My Lords, to take the noble Lord’s last point first, I would observe that this is an internal report so there is not an obligation to publish, but it is important that it is in the public domain. I have already reassured your Lordships that, following the report being made available to the MoD, immediate steps were taken to progress recommendations, and that has been done to very good effect. On the specific issue that the noble Lord raises about single-living accommodation, I entirely support his desire to have a well-structured Royal Navy, which I believe we have, but I want it to be attending to front-line activity, not being a B&B facility. I say to him with reference to single-living accommodation that, in the last decade, 50,000 bed spaces have been delivered through a modernisation programme. He will possibly be aware that, in the financial year 2018-19, £4 million was programmed on SLA fire safety works, and in addition £9 million has been programmed on SLA refurbishment works that include fire safety upgrades.
My Lords, we can be grateful that changes have been made, but how was it that the circumstances were allowed to arise in which the committee said there had been a lack of priority afforded to fire safety, major weaknesses and an unacceptable degradation of barracks? We ask our young men and women to risk life and limb in action. Surely we can go out of our way to ensure that they are safe in their own barracks.
I entirely agree with the noble Lord.
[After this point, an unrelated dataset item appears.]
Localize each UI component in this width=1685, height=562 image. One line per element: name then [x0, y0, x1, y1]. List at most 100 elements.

The issues were identified in the AAR of 2016-17, when it was realised that steps had to be taken. Since then there has been a systematic review and efforts have been made, culminating in the excellent report that we have just been discussing, to provide the necessary safety and the improvements that we all want to see.
My Lords, I read this report. I did not find it that clear at all; it was something of a bureaucratic emulsification. It was virtually impenetrable to the common reader and gave you the view that the sole answer to fire safety was the application of layers of bureaucracy. It reached something like the truth in paragraph 8.2, where it talked of people disillusioned and fatigued by the universally accepted situation that the infrastructure was underrepaired and underresourced and there was a complete absence of suitably qualified personnel. Does the Minister agree that this is another example of the Ministry of Defence attempting to bridge the gap between true capability and resources by the application of hope and risk?
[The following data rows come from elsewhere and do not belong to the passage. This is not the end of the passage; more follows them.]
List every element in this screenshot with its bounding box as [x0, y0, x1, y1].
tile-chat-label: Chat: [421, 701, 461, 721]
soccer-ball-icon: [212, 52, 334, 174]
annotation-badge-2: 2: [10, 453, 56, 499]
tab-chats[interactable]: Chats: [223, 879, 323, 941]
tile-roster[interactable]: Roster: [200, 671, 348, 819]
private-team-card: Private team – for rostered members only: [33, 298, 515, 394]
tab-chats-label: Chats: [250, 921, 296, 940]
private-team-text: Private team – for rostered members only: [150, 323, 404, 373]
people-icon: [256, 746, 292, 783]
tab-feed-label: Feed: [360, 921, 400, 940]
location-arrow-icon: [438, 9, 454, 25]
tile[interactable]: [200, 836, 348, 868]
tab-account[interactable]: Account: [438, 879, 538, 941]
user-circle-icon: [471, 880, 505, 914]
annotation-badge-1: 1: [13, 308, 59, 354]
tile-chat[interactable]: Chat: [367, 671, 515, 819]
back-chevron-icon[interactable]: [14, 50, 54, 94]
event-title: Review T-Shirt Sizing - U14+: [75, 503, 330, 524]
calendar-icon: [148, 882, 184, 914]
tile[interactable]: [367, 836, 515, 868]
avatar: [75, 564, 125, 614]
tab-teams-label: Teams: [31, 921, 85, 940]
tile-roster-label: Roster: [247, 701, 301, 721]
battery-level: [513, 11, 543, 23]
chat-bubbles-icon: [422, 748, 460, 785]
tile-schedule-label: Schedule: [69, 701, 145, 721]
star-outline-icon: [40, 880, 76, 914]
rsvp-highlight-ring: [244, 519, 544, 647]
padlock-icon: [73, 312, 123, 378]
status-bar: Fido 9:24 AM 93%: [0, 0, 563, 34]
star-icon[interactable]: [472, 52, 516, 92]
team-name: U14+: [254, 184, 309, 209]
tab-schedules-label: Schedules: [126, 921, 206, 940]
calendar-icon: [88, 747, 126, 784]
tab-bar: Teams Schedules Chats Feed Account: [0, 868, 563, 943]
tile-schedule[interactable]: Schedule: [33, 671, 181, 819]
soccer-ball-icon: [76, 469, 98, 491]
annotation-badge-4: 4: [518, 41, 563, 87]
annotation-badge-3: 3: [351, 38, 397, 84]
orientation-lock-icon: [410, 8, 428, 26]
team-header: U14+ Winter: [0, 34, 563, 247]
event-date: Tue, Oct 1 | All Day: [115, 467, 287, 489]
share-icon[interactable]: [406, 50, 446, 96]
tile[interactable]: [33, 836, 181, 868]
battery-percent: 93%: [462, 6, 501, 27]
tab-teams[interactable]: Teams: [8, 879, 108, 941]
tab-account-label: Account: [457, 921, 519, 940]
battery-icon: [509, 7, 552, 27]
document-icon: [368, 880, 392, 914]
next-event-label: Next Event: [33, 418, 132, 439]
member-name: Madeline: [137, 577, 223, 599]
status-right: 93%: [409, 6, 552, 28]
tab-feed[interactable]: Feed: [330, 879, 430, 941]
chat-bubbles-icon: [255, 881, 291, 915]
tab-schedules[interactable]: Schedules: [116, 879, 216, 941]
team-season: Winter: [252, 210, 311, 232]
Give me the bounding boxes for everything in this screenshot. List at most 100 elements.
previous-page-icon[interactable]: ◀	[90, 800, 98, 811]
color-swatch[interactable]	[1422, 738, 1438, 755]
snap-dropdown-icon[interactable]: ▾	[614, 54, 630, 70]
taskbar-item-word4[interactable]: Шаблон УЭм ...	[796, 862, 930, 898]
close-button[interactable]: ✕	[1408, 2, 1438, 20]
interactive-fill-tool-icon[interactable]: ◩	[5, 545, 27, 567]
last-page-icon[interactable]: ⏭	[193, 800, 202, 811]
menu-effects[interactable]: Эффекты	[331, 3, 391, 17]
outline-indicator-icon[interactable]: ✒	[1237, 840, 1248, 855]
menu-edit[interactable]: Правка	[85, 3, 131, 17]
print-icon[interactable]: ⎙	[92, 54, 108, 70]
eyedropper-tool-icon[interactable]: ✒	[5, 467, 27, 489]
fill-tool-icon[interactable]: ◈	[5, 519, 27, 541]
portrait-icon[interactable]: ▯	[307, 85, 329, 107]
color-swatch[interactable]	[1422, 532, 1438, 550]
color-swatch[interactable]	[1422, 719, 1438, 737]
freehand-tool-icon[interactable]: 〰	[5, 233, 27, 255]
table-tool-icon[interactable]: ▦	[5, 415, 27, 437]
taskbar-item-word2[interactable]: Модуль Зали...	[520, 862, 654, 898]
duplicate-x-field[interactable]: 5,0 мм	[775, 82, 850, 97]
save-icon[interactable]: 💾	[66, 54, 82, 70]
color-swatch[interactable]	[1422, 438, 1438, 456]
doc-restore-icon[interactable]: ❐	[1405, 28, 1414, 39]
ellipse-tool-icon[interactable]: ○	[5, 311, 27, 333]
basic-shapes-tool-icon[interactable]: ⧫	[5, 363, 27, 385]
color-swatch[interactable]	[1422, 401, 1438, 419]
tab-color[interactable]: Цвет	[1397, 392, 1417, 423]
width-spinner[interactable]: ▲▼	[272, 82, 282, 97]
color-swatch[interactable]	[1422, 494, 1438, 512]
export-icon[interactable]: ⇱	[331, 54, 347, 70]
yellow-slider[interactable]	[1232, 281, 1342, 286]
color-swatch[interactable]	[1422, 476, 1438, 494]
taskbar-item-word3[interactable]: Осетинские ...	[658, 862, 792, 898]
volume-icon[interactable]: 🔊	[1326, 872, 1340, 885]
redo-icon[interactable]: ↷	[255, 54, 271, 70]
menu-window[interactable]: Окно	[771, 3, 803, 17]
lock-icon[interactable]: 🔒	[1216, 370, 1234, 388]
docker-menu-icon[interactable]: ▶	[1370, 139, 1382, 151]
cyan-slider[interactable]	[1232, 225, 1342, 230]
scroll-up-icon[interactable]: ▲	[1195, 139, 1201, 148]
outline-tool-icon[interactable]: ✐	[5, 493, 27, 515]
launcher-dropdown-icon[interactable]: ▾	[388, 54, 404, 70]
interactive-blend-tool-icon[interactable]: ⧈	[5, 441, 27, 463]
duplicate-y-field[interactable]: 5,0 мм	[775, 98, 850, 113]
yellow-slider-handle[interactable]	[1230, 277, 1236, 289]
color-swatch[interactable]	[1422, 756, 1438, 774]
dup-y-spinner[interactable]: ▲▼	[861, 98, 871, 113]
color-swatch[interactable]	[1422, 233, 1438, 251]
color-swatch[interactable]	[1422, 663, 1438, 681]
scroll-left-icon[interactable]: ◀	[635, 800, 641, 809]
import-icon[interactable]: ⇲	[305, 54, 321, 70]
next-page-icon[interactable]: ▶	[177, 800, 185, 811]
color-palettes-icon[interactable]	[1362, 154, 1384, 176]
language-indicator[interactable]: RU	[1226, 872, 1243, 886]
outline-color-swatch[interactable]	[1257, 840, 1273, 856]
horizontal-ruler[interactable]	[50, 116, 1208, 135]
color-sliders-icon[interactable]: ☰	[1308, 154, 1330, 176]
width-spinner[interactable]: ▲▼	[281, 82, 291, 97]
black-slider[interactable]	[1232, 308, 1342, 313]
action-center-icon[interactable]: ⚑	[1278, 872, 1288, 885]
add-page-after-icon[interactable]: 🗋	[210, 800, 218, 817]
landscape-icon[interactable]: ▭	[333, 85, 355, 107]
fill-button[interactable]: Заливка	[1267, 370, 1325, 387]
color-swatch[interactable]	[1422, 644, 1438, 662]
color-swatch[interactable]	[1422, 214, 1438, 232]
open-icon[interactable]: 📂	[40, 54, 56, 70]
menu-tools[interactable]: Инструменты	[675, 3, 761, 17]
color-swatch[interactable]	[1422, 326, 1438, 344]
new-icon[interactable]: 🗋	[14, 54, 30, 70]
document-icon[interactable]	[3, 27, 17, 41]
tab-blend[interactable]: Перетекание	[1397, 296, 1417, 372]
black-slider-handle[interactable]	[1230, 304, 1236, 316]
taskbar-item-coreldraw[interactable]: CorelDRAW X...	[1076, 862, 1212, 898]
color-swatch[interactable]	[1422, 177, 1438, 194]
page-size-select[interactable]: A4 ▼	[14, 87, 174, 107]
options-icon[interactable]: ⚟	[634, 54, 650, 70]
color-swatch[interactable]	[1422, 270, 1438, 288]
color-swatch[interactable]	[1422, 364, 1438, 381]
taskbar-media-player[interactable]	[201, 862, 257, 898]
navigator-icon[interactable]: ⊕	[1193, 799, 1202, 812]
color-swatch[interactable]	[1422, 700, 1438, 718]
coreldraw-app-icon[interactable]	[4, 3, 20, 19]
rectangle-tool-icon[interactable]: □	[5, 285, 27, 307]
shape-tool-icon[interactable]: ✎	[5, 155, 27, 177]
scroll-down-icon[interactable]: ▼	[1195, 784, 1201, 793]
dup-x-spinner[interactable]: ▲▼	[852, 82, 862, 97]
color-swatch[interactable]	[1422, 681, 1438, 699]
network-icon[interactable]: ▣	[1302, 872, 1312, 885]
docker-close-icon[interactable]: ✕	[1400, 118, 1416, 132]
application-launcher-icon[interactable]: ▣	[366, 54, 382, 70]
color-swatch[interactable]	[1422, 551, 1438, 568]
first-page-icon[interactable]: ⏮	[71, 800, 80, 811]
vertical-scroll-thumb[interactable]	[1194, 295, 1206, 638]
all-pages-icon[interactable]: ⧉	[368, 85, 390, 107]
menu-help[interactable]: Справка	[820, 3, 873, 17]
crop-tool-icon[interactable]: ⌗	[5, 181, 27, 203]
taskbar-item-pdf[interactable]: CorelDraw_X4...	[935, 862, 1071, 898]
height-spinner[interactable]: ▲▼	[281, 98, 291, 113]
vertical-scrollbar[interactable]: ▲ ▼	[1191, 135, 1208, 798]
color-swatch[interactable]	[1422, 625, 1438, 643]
I do not agree with the noble and gallant Lord at all. I think there is a widespread understanding across the Chamber that this report has been pivotal in ensuring that improvements have been forthcoming. I have some sympathy with him over the opacity of some of the language; I too struggled with the sea of acronyms. I finally got the department to provide a diagram for me showing who is doing what, who is responsible to whom and where they rest in the chain of command. I am very happy to put that diagram in the Library.